Perasaan yang kita dapat lewat membaca itu berbeda dengan menonton televisi atau melihat Internet. Kata Putu, ketika ia membaca, khususnya novel tentang detektif atau fantasi, ia bakal penasaran. Ceritanya yang meliuk-liuk dan seringkali membuat pembacanya bertanya-tanya. Kalau sudah mulai, dijamin kita susah berhenti. Itulah keunikan membaca, di mana kita diajak untuk membayangkan sebuah peristiwa. Berbeda dengan menonton yang secara visual sudah bisa kita tangkap kejadiannya.
Oleh sebab itu, tak heran jika kita menyaksikan sebuah film yang diangkat dari buku, apa yang kita bayangkan berbeda dengan visualisasi film. "Gue kecewa ketika nonton Harry Potter sekuel pertama, soalnya beda banget dengan bayangan gue waktu baca bukunya," ujar Robby.
Selain itu, membaca juga melatih kita untuk memahami sebuah bahasa tulis. Apalagi jika sebuah buku ditulis dalam bahasa asli seperti bahasa Inggris misalnya. "Kalau ada, gue biasanya lebih suka bahasa Inggris. Soalnya lebih seru," kata Putu. Sederhananya, lewat buku kita juga bisa mengasah kemampuan bahasa asing. Tentu saja masih segudang keuntungan lainnya.
Yang terang, ketika begitu banyak buku bertebaran di toko-toko buku, di pasar buku, juga di pameran, namun kenapa kita masih juga ogah- ogahan membaca. Bahkan sekalipun membaca buku teks yang harus kita lahap dalam rangka ujian pun kita masih malas.

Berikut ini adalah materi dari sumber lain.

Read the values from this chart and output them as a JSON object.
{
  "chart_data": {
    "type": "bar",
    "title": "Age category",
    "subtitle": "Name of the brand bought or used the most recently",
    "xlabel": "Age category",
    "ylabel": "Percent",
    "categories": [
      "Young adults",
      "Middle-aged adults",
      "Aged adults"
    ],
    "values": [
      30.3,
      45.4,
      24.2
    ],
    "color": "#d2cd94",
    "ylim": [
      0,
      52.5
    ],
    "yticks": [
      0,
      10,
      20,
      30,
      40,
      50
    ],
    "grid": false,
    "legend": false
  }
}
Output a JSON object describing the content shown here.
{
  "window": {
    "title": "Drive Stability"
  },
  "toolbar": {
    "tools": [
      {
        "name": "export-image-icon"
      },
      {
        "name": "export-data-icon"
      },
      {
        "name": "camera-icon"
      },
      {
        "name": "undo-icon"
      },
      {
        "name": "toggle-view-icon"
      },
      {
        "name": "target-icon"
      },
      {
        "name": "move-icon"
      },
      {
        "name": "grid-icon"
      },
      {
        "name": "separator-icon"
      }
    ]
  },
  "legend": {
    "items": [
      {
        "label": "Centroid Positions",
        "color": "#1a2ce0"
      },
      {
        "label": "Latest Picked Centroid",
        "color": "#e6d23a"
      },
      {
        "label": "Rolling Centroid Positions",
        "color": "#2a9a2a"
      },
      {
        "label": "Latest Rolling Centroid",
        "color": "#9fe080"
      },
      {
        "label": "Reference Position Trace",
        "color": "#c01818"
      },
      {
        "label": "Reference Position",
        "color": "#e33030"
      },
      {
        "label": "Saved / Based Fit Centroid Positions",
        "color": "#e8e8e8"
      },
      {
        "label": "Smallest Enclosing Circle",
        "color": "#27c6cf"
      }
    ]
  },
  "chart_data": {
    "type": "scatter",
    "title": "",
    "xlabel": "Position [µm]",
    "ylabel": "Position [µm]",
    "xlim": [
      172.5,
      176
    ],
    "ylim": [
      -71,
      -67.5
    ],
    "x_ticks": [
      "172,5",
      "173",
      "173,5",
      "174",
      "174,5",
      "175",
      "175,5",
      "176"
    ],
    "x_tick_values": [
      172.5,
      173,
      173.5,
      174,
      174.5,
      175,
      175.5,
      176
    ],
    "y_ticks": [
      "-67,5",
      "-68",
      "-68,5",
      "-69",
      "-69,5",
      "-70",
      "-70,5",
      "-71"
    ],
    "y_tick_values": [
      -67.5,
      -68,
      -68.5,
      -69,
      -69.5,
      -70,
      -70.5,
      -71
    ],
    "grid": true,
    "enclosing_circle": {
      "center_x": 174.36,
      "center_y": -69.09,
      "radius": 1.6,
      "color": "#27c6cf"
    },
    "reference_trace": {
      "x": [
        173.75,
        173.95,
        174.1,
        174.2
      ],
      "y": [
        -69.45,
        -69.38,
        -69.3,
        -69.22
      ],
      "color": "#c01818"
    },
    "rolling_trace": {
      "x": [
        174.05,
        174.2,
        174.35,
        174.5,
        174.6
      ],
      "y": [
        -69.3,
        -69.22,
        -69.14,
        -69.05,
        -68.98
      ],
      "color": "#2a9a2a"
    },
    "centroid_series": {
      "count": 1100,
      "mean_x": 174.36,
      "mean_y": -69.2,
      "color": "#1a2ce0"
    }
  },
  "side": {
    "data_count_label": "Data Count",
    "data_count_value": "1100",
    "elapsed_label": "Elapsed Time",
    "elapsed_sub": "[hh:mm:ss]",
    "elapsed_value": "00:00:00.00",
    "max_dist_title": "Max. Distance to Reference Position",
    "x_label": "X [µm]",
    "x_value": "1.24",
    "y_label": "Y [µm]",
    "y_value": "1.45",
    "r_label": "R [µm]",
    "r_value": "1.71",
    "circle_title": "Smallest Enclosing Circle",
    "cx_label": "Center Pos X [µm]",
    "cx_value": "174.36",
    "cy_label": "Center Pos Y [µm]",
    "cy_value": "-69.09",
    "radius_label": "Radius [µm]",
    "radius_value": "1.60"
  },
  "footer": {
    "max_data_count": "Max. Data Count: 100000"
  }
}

"Gerakan membaca harus terus dilakukan. Juga mesti sering ada pameran buku murah," saran Bu Kasandra. Dengan begitu, budaya buku kelak tidak hanya menjadi sebuah kebiasaan, tapi kebutuhan.
Persis seperti kata Hilman Hariwijaya yang belakangan ini sering tampil pada sebuah pariwara yang ditampilkan di TV7. Membaca buku perlu. Sama halnya dengan mendengarkan musik atau menonton film misalnya. Siapa tahu kita mendapat banyak informasi dan inspirasi dari sebuah buku.